Goodall is an expert on chimpanzees, and she has spent decades studying them in the forests of Africa.
Goodall reminds us that even though we are very close to chimpanzees from an evolutionary standpoint, we are very different because "our hearts and minds are connected".
We know what's right, and we can use our minds to find solutions to do the right thing. Everyone looking at environmental damage feels bad about it. It makes us sad. We're happier seeing a healthier earth. That's our heart speaking.
Then we can use what our heart tells us to think of solutions. It's up to us to choose if we want that to be a positive or a negative impact.
Goodall said we should focus on the good news about the environment. It's easy to look around us and focus on pollution, the lack of laws protecting animals, the sea and our forests. It's easy to get worried about climate change and see all the damage.

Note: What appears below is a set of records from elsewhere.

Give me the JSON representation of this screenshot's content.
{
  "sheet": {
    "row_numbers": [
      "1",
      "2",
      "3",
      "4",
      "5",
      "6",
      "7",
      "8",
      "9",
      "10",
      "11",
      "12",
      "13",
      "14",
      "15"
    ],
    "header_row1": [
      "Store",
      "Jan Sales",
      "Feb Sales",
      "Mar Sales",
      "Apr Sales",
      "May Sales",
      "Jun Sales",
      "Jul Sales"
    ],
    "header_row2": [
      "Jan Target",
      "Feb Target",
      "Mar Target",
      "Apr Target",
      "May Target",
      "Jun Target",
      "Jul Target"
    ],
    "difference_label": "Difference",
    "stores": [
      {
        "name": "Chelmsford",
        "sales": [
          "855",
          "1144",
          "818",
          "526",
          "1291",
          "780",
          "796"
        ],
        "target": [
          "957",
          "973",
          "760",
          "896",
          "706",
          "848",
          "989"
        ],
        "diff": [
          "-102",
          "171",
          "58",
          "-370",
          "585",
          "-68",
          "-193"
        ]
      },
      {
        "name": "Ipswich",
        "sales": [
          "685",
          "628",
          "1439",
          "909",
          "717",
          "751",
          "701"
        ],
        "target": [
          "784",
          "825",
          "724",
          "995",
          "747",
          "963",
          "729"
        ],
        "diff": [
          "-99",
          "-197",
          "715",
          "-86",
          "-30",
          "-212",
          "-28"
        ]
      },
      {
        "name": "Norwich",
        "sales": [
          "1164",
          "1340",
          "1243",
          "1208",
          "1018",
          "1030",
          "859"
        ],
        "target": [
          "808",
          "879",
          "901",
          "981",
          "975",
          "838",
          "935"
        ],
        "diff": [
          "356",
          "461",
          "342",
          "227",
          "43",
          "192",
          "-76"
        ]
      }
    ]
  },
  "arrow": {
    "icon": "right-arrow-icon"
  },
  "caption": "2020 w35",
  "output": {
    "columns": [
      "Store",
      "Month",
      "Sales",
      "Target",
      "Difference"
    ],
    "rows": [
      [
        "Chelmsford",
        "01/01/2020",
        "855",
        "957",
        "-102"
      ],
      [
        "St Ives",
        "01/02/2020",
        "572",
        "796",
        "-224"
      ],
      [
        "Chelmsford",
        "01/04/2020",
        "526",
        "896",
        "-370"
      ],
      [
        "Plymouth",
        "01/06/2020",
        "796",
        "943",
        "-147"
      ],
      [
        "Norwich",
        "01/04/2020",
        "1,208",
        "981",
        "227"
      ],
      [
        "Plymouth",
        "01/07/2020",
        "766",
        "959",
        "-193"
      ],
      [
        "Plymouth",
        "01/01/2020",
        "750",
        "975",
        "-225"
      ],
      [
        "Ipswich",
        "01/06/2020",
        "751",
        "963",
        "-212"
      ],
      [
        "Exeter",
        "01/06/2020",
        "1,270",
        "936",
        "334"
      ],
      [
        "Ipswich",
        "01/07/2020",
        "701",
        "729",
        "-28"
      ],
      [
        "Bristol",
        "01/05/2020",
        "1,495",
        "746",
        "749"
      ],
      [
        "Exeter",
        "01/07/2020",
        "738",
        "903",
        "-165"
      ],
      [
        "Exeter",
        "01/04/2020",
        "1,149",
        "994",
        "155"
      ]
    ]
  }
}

But there are also many encouraging stories. Goodall told us about the Gombe Game Reserve in Tanzania. Years ago she was flying over the reserve in a plane and was shocked to see all the trees had been cut down for cooking fires.
She began teaching the village how to live without cutting down trees, and by using more efficient farming methods.
Since then the forests have begun to grow back, and the animals can venture out of their protected area and into surrounding forests.
It was inspirational to meet Goodall and experience her very positive, hopeful outlook on environmentalism. Who inspires you to make a difference?